2009/2/24 藤田敦史公開練習&共同取材
初マラソンから丸10年、10回のマラソンを走った32歳
藤田にとっての東京マラソンとは?
そのA 故障のなかった1年間を過ごせたのは? その@
藤田は2007年の福岡で失敗し、北京五輪代表を逃した。富士通サイトの記事によれば、30km手前で筋痙攣に襲われていたという。最後は気持ちに脚が追いつかず、前につんのめるように走っていたのが痛々しかった。
すでに31歳。オリンピックに挑戦する最後のチャンスと考えていただけに、ショックは大きかっただろう。
▼富士通サイト記事からの引用
思うような走りができないまま8位という結果で福岡国際マラソンを終えた藤田は、痛めた脚の回復より気持ちの整理に時間がかかった。“またオリンピックに行けなかった”という悔しさだけではなく、同時期に母親が病気で他界し、“走り続ける意味”を悶々と自問自答していた。辛い現実が重なった藤田だったが、その後、気持ちの中で今までにはなかった変化が生まれる。

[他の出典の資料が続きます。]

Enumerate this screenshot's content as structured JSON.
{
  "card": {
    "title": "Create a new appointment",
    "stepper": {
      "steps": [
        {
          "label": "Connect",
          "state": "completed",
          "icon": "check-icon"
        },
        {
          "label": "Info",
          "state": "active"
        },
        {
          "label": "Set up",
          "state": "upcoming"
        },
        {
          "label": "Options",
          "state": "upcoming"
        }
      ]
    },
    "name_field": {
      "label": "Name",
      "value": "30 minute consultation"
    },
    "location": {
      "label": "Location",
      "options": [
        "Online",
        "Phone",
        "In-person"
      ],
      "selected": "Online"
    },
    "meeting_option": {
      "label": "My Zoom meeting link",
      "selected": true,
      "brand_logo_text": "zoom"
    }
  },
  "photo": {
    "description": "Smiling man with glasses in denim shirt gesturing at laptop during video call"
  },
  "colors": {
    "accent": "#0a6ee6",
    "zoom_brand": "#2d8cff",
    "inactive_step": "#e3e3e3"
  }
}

2008年春。北京オリンピックに行けなかった「けじめ」と、自分に足りないものを求めてチームに戻ることを決意した。この頃、「これまで自分のために走ってきたけど、“チームのために”走ってみたい。今まで自分の好き放題にやらせてもらったのだから・・・」という気持ちが藤田に現れるようになった。そして、チームのもとに戻ってきた藤田は「今年は年内のマラソンには出場せず、駅伝に全力をかけます」と話し、春のトラックレースからチームメイトと共に走り出した。

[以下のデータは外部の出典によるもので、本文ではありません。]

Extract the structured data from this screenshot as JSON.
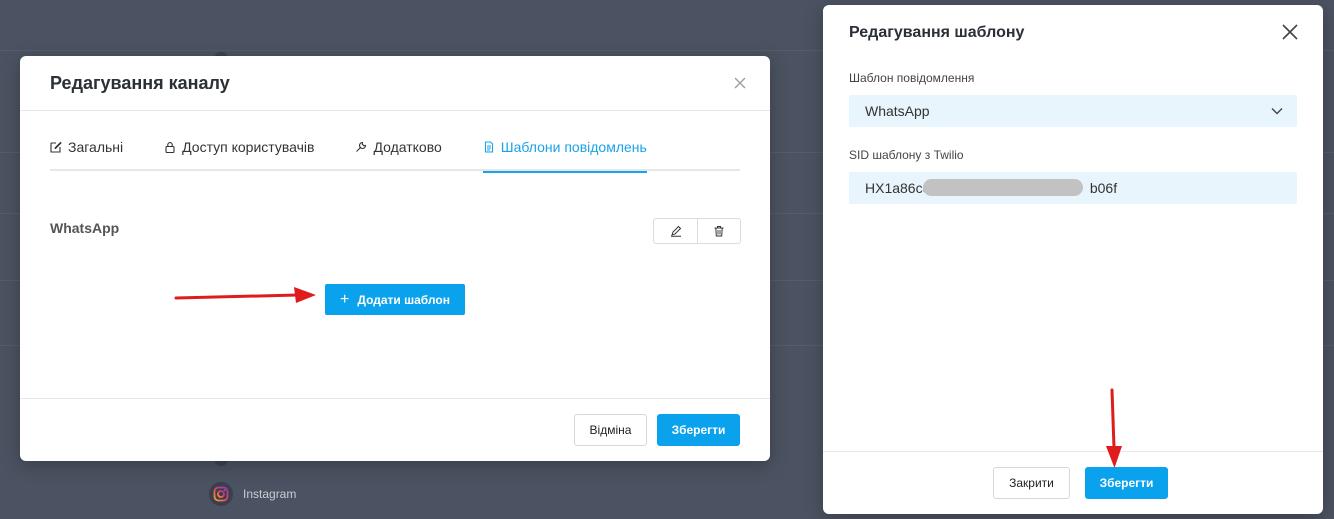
{
  "background": {
    "list_item_label": "Instagram"
  },
  "channel_modal": {
    "title": "Редагування каналу",
    "tabs": [
      {
        "label": "Загальні",
        "icon": "edit-icon",
        "active": false
      },
      {
        "label": "Доступ користувачів",
        "icon": "lock-icon",
        "active": false
      },
      {
        "label": "Додатково",
        "icon": "wrench-icon",
        "active": false
      },
      {
        "label": "Шаблони повідомлень",
        "icon": "document-icon",
        "active": true
      }
    ],
    "template_item": {
      "name": "WhatsApp",
      "edit_icon": "pencil-icon",
      "delete_icon": "trash-icon"
    },
    "add_template_label": "Додати шаблон",
    "cancel_label": "Відміна",
    "save_label": "Зберегти"
  },
  "template_modal": {
    "title": "Редагування шаблону",
    "message_template_label": "Шаблон повідомлення",
    "message_template_value": "WhatsApp",
    "sid_label": "SID шаблону з Twilio",
    "sid_value": "HX1a86ce                                         b06f",
    "close_label": "Закрити",
    "save_label": "Зберегти"
  },
  "colors": {
    "accent": "#0aa2ec",
    "annotation": "#e01b1b",
    "input_bg": "#e8f5fd",
    "overlay": "#4b5261"
  }
}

2007年福岡の失敗の原因を、藤田はどう分析したのだろうか。31歳という年齢での失敗は即、引退に結びつくことが多い。そこから再起できたのは、まだやれると感じた部分があったはずだ。
藤田「自己分析して2つの課題が浮き彫りになりました。1つはスピードへの対応力がなかった。最近のマラソンは1km3分を切る(ペースアップがある)のが当たり前です。自分の場合は目一杯で走っての3分です。それで体に無理が生じて痙攣になったのでしょう。もう1つは筋力不足。昔から、器具を使った筋トレは好きではありませんでした。筋肉は走って付けないと意味がないと考えていましたから。でも、年齢とともに、走るだけでは追いつかないのではないかと。それでこの1年はまず、トラックや駅伝を利用してスピード強化に取り組みました。器具を使った筋トレも積極的にやるようにしました。練習中に起伏を走ることに加えて、器具を使った筋トレです。(富士通の他の選手に教わったということはなく)自分で走っていて弱いところがわかります。最初に疲れるのがどこという感覚が、自分の中にあるんですね。そこを徹底的に鍛えてきました。2007年の福岡では腿の裏に来ました。(やっているのは)太腿の前と後ろ、そして体幹ですね。前後の筋肉はつけやすいのですが、側面がつけにくいので、そこも注意してやっています。そうすることでブレが少なくなり、体への負担も軽減されました」
富士通サイト記事にあるように、この1年間はトラックと駅伝の強化を優先してきた。練習環境を4年ぶりに、駒大から富士通に移したことが、その目的にプラスに働いた。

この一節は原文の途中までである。